One is a "native" of the place where one's "nativity", i.e., one's birth, occurred. Of course, in most cases that makes one a citizen of that place, although I dispute this interpretation for so-called "anchor babies". So, I grant your point that "native" is freighted with legal considerations and I could have worded that differently. My point, however, is that there is a persistent tendency to confuse "natural born" and "native born". They are not the same. I also believe that there is a calculated effort to propagate this confusion as a way to "prepare the ground" should it ever come to the Supreme Court.
“My point, however, is that there is a persistent tendency to confuse “natural born” and ‘native born’. They are not the same.”
There is a persistent tendency among people who don’t like Obama and/or anchor babies to argue seperate status for native and natural borns, but I’ve never seen that to be the case under U.S. law. Perhaps that’s because SCOTUS by chance has never ruled on a case concerning presidential eligibility, or if they have specifically about the eligibility of native borns.
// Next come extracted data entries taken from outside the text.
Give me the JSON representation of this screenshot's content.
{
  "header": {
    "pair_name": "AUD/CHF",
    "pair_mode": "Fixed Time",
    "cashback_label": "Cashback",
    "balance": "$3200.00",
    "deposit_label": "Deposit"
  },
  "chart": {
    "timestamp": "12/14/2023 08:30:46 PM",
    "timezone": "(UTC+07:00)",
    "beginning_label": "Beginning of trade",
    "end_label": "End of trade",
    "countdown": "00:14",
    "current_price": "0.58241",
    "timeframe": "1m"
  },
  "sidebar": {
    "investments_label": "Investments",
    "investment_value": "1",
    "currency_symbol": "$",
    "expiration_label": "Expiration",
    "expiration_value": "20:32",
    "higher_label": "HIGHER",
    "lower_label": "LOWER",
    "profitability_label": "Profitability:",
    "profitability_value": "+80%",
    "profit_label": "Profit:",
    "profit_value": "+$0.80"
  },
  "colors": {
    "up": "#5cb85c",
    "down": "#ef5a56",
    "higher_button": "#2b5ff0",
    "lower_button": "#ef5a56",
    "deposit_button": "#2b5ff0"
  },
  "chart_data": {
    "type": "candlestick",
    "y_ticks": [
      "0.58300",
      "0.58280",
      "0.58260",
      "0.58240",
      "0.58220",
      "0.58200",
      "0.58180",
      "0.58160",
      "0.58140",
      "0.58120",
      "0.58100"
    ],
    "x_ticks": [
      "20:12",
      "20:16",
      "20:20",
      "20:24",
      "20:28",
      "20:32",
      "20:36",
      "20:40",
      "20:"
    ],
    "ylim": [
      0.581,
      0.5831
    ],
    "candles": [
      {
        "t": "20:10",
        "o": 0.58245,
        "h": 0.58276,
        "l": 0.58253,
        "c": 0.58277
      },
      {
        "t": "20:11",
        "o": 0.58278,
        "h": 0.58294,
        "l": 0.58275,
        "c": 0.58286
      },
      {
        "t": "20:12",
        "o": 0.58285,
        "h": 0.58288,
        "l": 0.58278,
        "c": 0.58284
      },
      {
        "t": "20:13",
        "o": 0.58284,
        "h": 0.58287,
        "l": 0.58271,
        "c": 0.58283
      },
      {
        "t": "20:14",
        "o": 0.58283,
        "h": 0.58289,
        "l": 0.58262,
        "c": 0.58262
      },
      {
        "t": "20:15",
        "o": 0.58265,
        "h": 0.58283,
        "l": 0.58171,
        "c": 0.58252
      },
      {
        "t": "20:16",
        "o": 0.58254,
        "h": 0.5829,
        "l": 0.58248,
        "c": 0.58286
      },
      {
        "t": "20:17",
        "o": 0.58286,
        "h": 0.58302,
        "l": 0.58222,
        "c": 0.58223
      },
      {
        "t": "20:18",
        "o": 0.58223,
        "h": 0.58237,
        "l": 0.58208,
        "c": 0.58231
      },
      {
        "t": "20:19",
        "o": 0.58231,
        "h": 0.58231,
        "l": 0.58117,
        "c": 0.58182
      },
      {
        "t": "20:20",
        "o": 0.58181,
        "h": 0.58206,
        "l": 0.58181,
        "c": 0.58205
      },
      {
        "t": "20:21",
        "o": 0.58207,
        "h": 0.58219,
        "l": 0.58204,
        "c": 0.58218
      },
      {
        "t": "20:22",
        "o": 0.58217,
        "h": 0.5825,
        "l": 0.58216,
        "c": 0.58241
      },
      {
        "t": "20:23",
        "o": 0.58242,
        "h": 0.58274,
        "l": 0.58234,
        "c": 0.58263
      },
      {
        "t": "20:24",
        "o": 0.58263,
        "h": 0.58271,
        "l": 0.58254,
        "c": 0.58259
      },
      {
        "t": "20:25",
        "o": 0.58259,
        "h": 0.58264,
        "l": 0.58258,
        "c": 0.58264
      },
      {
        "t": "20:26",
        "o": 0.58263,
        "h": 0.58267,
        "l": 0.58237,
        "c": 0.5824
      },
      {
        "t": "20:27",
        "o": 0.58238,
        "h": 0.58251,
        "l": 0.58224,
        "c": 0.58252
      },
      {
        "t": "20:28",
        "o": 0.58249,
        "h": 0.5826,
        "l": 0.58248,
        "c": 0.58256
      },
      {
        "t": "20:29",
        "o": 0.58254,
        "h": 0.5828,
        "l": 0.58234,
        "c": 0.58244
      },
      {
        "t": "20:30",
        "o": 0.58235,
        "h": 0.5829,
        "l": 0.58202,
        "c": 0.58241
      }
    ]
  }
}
If they had, birthers’d esteem it as highly as Wickard or Plessy, and we’d be back to where we started.
There are, so far as the vast majority of professional and lay legal choppers are concerned, two categories of citizenship: born and naturalized. This phantom third category of born but not eligible to be president citizens seems to have popped up out of nowhere, and has never been glimpsed by me in the wild, as it were.